L’Europa non riesce ad ottenere da Erdogan il rispetto dei più elementari diritti civili e di libertà, ma Erdogan riesce ad ottenere dalla signora Merkel il via libera al processo contro il comico che avrebbe “osato” dileggiarlo sui canali della tv tedescaJan Böhmermann, 35 anni, è un artista conosciuto ed apprezzato, autore e protagonista della trasmissione satirica “neo Magazin Royale”, nel corso della quale prende di mira tutto e tutti, con la durezza e l’irriverenza tipica del genere, sin dalle sue origini più lontane.
Tra i suoi bersagli anche il presidente turco Erdogan al quale ha dedicato una poesia satirica considerata un oltraggio dal “sultano” che, peraltro, nel suo paese ha abrogato la libertà di espressione, chiudendo radio, tv e giornali, processando gli oppositori come terroristi.

Germania, Angela Merkel al Bundestag di Berlino

Dal momento che il “sultano” non poteva sbattere in carcere anche il comico straniero ha pensato bene di utilizzare una vecchia norma dei codici tedeschi e di chiedere l’autorizzazione alla signora Merkel per poter denunciare Böhmermann per vilipendio di un capo di Stato straniero.
La signora Merkel ci ha pensato, avrebbe potuto e dovuto respingere la richiesta al mittente, ma ha preferito non irritare Erdogan, tutelare le intese per contenere i flussi migratori e concedere l’autorizzazione.

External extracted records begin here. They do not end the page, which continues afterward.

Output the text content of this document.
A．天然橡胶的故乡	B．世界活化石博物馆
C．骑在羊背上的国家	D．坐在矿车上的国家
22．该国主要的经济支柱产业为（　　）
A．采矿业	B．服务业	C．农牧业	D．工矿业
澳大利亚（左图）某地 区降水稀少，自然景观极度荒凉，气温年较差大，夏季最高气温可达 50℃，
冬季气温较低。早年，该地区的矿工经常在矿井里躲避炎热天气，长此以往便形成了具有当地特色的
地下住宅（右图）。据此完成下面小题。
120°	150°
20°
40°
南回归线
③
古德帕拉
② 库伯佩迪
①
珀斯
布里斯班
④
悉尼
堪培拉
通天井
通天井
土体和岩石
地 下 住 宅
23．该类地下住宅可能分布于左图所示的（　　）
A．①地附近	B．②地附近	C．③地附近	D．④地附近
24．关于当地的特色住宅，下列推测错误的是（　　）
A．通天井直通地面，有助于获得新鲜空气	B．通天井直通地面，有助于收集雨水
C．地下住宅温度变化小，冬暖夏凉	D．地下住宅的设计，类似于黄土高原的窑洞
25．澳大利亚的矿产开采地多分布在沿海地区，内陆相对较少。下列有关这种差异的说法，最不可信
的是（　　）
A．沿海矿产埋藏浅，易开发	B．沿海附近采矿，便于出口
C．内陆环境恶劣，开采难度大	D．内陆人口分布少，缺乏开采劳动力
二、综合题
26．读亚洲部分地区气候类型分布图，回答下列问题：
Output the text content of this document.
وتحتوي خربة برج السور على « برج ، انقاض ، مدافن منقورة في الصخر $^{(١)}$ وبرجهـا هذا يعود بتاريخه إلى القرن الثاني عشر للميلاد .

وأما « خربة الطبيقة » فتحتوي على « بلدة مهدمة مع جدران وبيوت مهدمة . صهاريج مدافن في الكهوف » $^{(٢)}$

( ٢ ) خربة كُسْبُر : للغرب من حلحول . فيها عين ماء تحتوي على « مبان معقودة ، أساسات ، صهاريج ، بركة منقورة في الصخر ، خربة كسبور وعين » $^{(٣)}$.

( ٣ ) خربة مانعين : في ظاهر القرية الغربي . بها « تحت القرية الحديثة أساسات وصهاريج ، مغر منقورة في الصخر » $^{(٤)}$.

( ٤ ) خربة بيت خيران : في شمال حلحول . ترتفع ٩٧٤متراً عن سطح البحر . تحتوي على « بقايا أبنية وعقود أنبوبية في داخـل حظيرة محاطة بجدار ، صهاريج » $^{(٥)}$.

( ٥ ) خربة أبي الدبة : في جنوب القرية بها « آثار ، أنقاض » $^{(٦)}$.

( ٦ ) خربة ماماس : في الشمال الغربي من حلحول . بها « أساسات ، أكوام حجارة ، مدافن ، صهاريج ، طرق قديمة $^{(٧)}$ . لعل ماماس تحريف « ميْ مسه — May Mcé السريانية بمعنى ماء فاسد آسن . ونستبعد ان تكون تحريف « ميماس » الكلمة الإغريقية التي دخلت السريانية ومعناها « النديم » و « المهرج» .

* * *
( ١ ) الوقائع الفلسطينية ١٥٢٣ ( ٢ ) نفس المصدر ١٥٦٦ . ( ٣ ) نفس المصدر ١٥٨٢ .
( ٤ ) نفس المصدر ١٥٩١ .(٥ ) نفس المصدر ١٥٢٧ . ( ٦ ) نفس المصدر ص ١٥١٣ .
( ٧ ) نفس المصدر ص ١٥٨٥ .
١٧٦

Un tipico caso di “sragion di stato”. E’ del tutto evidente che il comico non sarà condannato e che il giudice archivierà la denuncia, ma resta la gravità della decisione, perché segnala la possibilità che i diritti civili e di libertà possano essere barattati in cambio di una presunta sicurezza.

Proprio perché la signora Merkel, nei mesi scorsi, ha dato prova di autonomia di giudizio e non ha esitato a sfidare i peggiori umori del suo popolo, questo segnale non può e non deve essere sottovalutato. Se è accaduto in Germania potrà davvero accadere ovunque. Erdogan non solo può chiedere l’ergastolo per  cronisti turchi che non si piegano al suo comando, ma può persino pretendere di portare in tribunale il comico “blasfemo”.

Per fortuna, stando alle reazioni e ai sondaggi, la stragrande maggioranza dei tedeschi non ha apprezzato la decisione, ma nel frattempo l’artista ha annullato le sue apparizioni televisive e la polizia ha ritenuto prudente farlo scortare per proteggerlo da eventuali minacce di fanatici ed integralisti. Erdogan ha comunque colto il suo risultato: non solo non ha raccolto gli appelli a garantire libertà di informazione nel suo paese, ma addirittura ha piantato una bandierina nel principale campo europeo.

Non sottovalutiamo l’opportunità delle intese con la Turchia sul delicato tema della immigrazione, ma queste possono essere realizzate mettendo tra parentesi i diritti essenziali? Vale per la Turchia di Erdogan, vale per l’Egitto che nega il diritto alla verità e alla giustizia per Giulio Regeni e per i tanti Giulio egiziani. Dovrà valere anche dalle nostre parti se al governo di turno dovesse tornare in mente di riproporre quelle leggi bavaglio di berlusconiana memoria. Non ci piacevano allora, non c’è motivo alcuno per accettarle oggi.